Partage international no 328 – décembre 2015
Cher Monsieur,
Le 29 mai 2015, je me suis rendu à Vienne pour faire des courses. Dans la zone piétonnière de Mariahilferstrasse, une petite dame blonde s’approcha de moi et me demanda si je n’avais pas un emploi de femme de ménage pour elle.
Sachant que ma femme n’accepterait jamais une femme de ménage sans références, je répondis : « Désolé mais je n’ai pas de travail pour vous », lui donnai deux euros et continuai ma route. Elle me poursuivit et me demanda, en criant, de l’écouter. Je lui dis que je ne disposai que de quelques minutes et nous nous rendîmes dans un endroit tranquille où elle m’expliqua la situation difficile de sa famille (son mari et ses trois enfants) en Serbie à la suite des récentes inondations catastrophiques.
Leur maison était toujours sous les eaux et leurs biens étaient détruits. Son mari et ses enfants vivaient actuellement dans un camp militaire où la situation était horrible. Elle parlait couramment allemand et a décrit sa situation en détail. Comme je pensai qu’elle s’exprimait parfaitement en allemand, elle me dit immédiatement qu’elle était professeur d’allemand en Serbie. Plus tard, je me suis demandé pourquoi elle était si bien habillée. Sa réaction fut immédiate : me montrant ses chaussures, elle me dit qu’une organisation caritative lui avait donné ces vêtements. Enfin, elle me dit qu’elle devait quitter Vienne dans trois semaines et avait besoin d’argent pour payer trois mois de loyer en retard.

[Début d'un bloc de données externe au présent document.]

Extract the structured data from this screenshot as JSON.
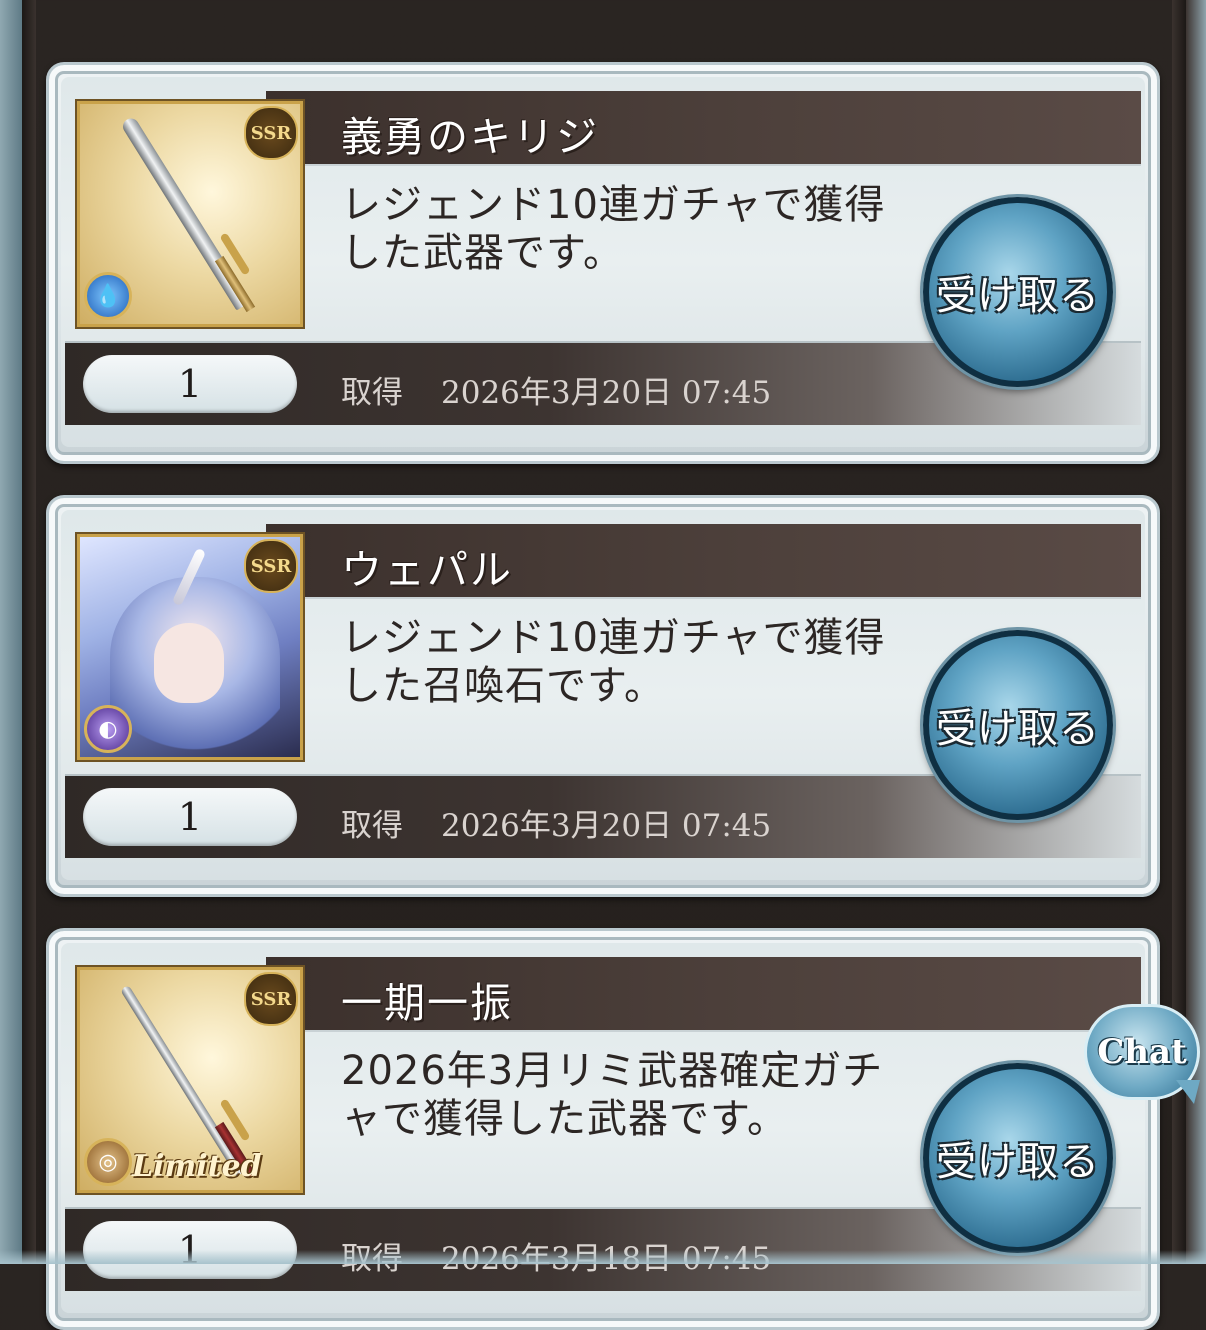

Submergé par ses explications, je sortis mon portefeuille et lui tendis un billet de 50 euros ; mais un billet de 100 euros dépassait. Alors elle me dit : « Pourquoi ne me donnez-vous pas les 100 euros et je vous rendrais les 50 euros. » Cette requête inattendue me choqua profondément et je ne pus lui répondre quoi que ce soit. Je fis demi-tour et la quittai sans la regarder de nouveau dans les yeux. Un sentiment de culpabilité m’envahit, lorsque je réalisai que j’aurais pu lui donner les 100 euros et qu’il me serait resté assez d’argent pour faire tous mes achats.
S’agissait-il d’une dame ordinaire venant de Serbie ou de quelqu’un de spécial ?
F. B., Vienne, Autriche
[Le Maître de Benjamin Creme indique que la « dame serbe » était une porte-parole du Maître Jésus.]
Lieu : Vienne, Autriche
Date des faits : 29 mai 2015
Thématiques : signes et miracles
Rubrique : Courrier des lecteurs (Cette rubrique est alimentée par une réserve importante de courriers confirmés par le Maître de Benjamin Creme comme relatant de véritables rencontres avec des Maîtres, ou un « porte-parole », non encore publiés. S’y ajoutent d’autres courriers, plus récents, qui n’ont pas pu être vérifiés.)